Those of us trying to predict what direction the Wuhan coronavirus pandemic will take in the United States have been paying close attention to reports from Italy. And until Sunday, the outlook there kept going from bad to worse.
For nearly two weeks after the Italian government imposed a nationwide lockdown on March 9, the daily number of coronavirus deaths mounted rapidly. On Friday, it was reported that 627 Italians died from the disease, as the country’s cumulative death toll passed 4,000. This was shocking, but then on Saturday, Italy reported that 793 more people had died from the virus.
If, like me, you have been laser-focused on this situation for the past week, you mentally braced yourself for Italy to report an even larger number on Sunday, but then breathed a sigh of relief when it was reported that only 651 Italians died of coronavirus. This was small consolation, as Italy — a nation with a population about 60 million — has already suffered more than 6,000 dead in this pandemic, with a total of more than 60,000 coronavirus cases and thousands of new infections still being reported every day. Yet Sunday’s numbers from Italy were a much-needed cause for hope, and this was followed by a further decrease in Monday’s reported deaths — down to 602, a 24-percent decline from Saturday’s peak. Likewise, the number of reported new coronavirus cases in Italy declined Monday.
We cannot yet be sure that this encouraging trend in Italy will continue, but if indeed that country’s crisis has passed its peak, it indicates that America may be less than two weeks away from a similar point in the course of this pandemic. U.S. states began implementing lockdown measures about a week later than Italy, which has become the worst-case scenario in this global health crisis. On Sunday, the United States had 117 reported deaths from coronavirus, our first day with more than 100 deaths from the disease, a point in the pandemic curve that Italy first reached on March 8. It is uncertain how directly data from the Italian outbreak can be extrapolated to the United States, where our population is more than five times larger, and where government-imposed measures are not yet as strict as those in Italy. But there are increasingly tight lockdowns in the hardest-hit U.S. states where the vast majority of infections have been identified.
Let’s be clear about this: More than two-thirds (69.8 percent) of our country’s reported cases of Wuhan coronavirus (41,259 as of Monday, according to CNN) are in five states: New York, New Jersey, Washington State, California, and Michigan. These states also account for 65 percent of U.S. deaths in this pandemic. So far, at least, the risk of contracting this virus is very unevenly distributed across the country. There are widespread concerns about the economic damage from government-mandated closure of so many businesses (see Monday’s American Spectator columns by Bob Luddy and Scott McKay), and we can expect increasing political pressure to get America back to work. The pressure to end the shutdowns will be greatest from those who are not in one of the coronavirus “red zones.” Leaders shall soon be forced to choose between what health officials recommend for disease containment — continued quarantine conditions — and the desire of most Americans for a return to normal conditions.

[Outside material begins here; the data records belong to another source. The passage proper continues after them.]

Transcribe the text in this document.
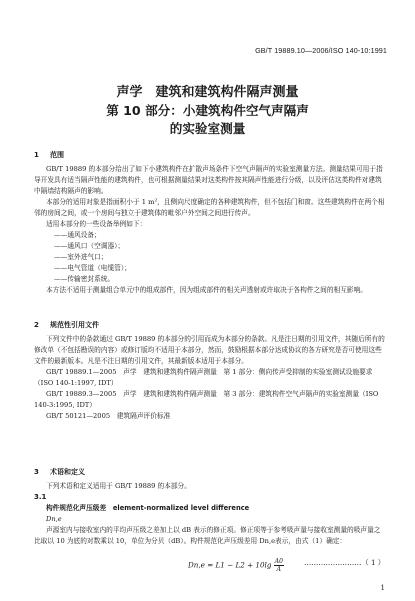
GB/T 19889.10—2006/ISO 140-10:1991
声学　建筑和建筑构件隔声测量
第 10 部分：小建筑构件空气声隔声
的实验室测量

1 范围

GB/T 19889 的本部分给出了如下小建筑构件在扩散声场条件下空气声隔声的实验室测量方法。测量结果可用于指导开发具有适当隔声性能的建筑构件，也可根据测量结果对这类构件按其隔声性能进行分级，以及评估这类构件对建筑中隔墙结构隔声的影响。

本部分的适用对象是指面积小于 1 m²，且侧向尺度确定的各种建筑构件，但不包括门和窗。这些建筑构件在两个相邻的房间之间，或一个房间与独立于建筑体的毗邻户外空间之间进行传声。

适用本部分的一些设备举例如下：

——通风设备；

——通风口（空调器）；

——室外进气口；

——电气管道（电缆管）；

——传输密封系统。

本方法不适用于测量组合单元中的组成部件，因为组成部件的相关声透射或许取决于各构件之间的相互影响。

2 规范性引用文件

下列文件中的条款通过 GB/T 19889 的本部分的引用而成为本部分的条款。凡是注日期的引用文件，其随后所有的修改单（不包括勘误的内容）或修订版均不适用于本部分，然而，鼓励根据本部分达成协议的各方研究是否可使用这些文件的最新版本。凡是不注日期的引用文件，其最新版本适用于本部分。

GB/T 19889.1—2005　声学　建筑和建筑构件隔声测量　第 1 部分：侧向传声受抑制的实验室测试设施要求（ISO 140-1:1997, IDT）

GB/T 19889.3—2005　声学　建筑和建筑构件隔声测量　第 3 部分：建筑构件空气声隔声的实验室测量（ISO 140-3:1995, IDT）

GB/T 50121—2005　建筑隔声评价标准

3 术语和定义

下列术语和定义适用于 GB/T 19889 的本部分。

3.1

构件规范化声压级差　element-normalized level difference

Dn,e

声源室内与接收室内的平均声压级之差加上以 dB 表示的修正项。修正项等于参考吸声量与接收室测量的吸声量之比取以 10 为底的对数乘以 10，单位为分贝（dB）。构件规范化声压级差用 Dn,e表示，由式（1）确定：

$Dn,e = L1 - L2 + 10\lg \frac{A0}{A}$	……………………（ 1 ）
1
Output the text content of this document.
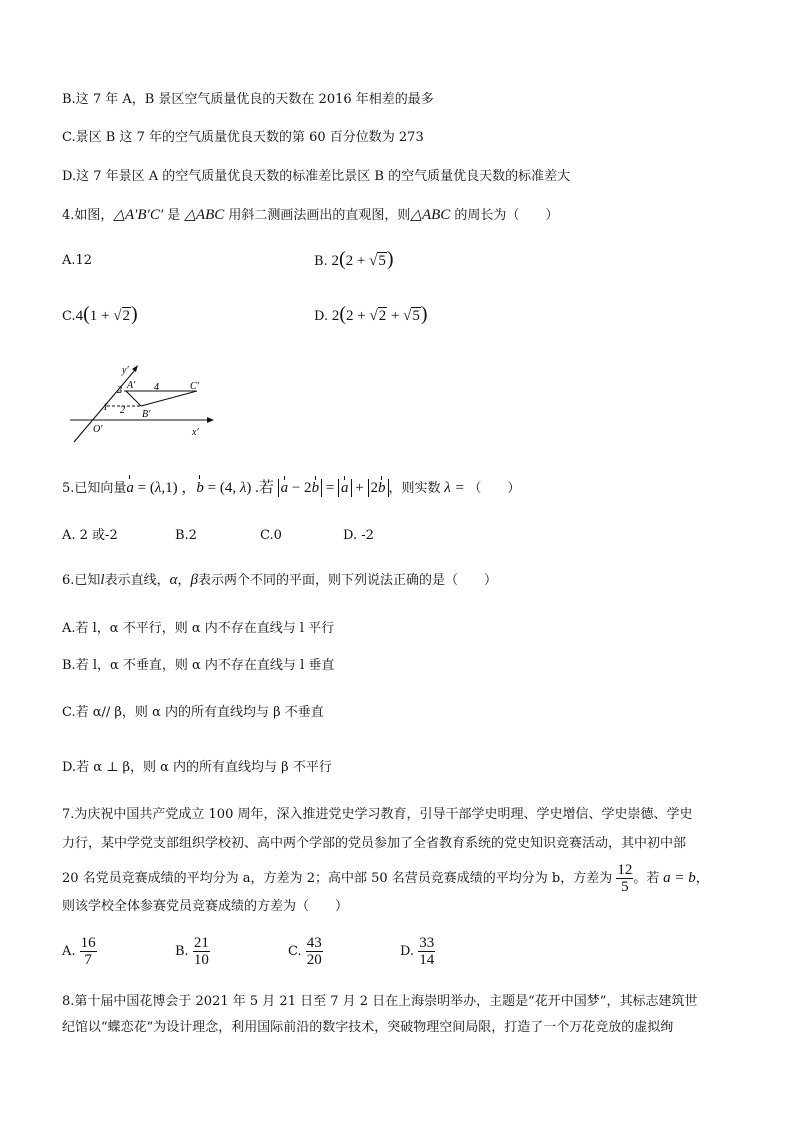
B.这 7 年 A，B 景区空气质量优良的天数在 2016 年相差的最多
C.景区 B 这 7 年的空气质量优良天数的第 60 百分位数为 273
D.这 7 年景区 A 的空气质量优良天数的标准差比景区 B 的空气质量优良天数的标准差大
4.如图，△A′B′C′ 是 △ABC 用斜二测画法画出的直观图，则△ABC 的周长为（　　）
A.12	B. 2(2 + √5)
C.4(1 + √2)	D. 2(2 + √2 + √5)
y′
2 A′ 4	C′
1 2 B′
O′	x′
5.已知向量a = (λ,1) ，b = (4, λ) .若 a − 2b = a + 2b ，则实数 λ = （　　）
A. 2 或-2	B.2	C.0	D. -2
6.已知l表示直线，α，β表示两个不同的平面，则下列说法正确的是（　　）
A.若 l，α 不平行，则 α 内不存在直线与 l 平行
B.若 l，α 不垂直，则 α 内不存在直线与 l 垂直
C.若 α// β，则 α 内的所有直线均与 β 不垂直
D.若 α ⊥ β，则 α 内的所有直线均与 β 不平行
7.为庆祝中国共产党成立 100 周年，深入推进党史学习教育，引导干部学史明理、学史增信、学史崇德、学史
力行，某中学党支部组织学校初、高中两个学部的党员参加了全省教育系统的党史知识竞赛活动，其中初中部
20 名党员竞赛成绩的平均分为 a，方差为 2；高中部 50 名营员竞赛成绩的平均分为 b，方差为 $\frac{12}{5}$ 。若 a = b，
则该学校全体参赛党员竞赛成绩的方差为（　　）
A. $\frac{16}{7}$	B. $\frac{21}{10}$	C. $\frac{43}{20}$	D. $\frac{33}{14}$
8.第十届中国花博会于 2021 年 5 月 21 日至 7 月 2 日在上海崇明举办，主题是“花开中国梦”，其标志建筑世
纪馆以“蝶恋花”为设计理念，利用国际前沿的数字技术，突破物理空间局限，打造了一个万花竞放的虚拟绚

No doubt, President Trump’s populist instincts will lead him to favor a return to normal as soon as possible — it’s what most Americans want — and that’s why the glimmer of hope from Italy is so crucial. If two weeks of lockdown have been sufficient to get hard-hit Italy past the worst of this pandemic (and again, we’ll have to wait and see if that’s the case), then it is likely that America will pass the crisis point within 10 to 14 days. Whether we are optimistic or pessimistic about the progress in combating this disease, it’s important right now to pay attention to what our publisher, Melissa Mackenzie, advises: “Two Weeks Matter.” Given the known incubation period of this virus, if we can just hold on a few more days in our current locked-down condition, that might be enough to avert the kind of worst-case scenario that would overwhelm our health-care system.
Bob Luddy says America must get back to business by March 30. Would April 7 or April 13 be soon enough? Because if my extrapolation of the Italian numbers is correct, the U.S. should be past the crisis point by mid-April. Maybe I’m being overly optimistic — some officials predict this crisis will continue for six months or more — but when President Trump declared at his Monday press conference that our country would be back in business sooner than most people think, I was inclined to agree with him. Stay at home, wash your hands, and keep an eye on Italy. If their numbers of new cases keep trending downward over the next week, we can expect that our numbers will follow the same path a week or two later.
Let’s be clear, however, that our pandemic will get worse before it gets better. Within a week, the U.S. may be experiencing more than a thousand deaths a day from the contagion that Kurt Schlichter has called “Chinese Bat Soup Flu.” But whatever our death toll is on the worst day of this crisis, we should be past that point by the second week of April, and the daily numbers will then begin to decline. Or at least that’s what we can expect to see if this tiny glimmer of hope from Italy turns out to be a promise of better days to come. Let us pray it is so.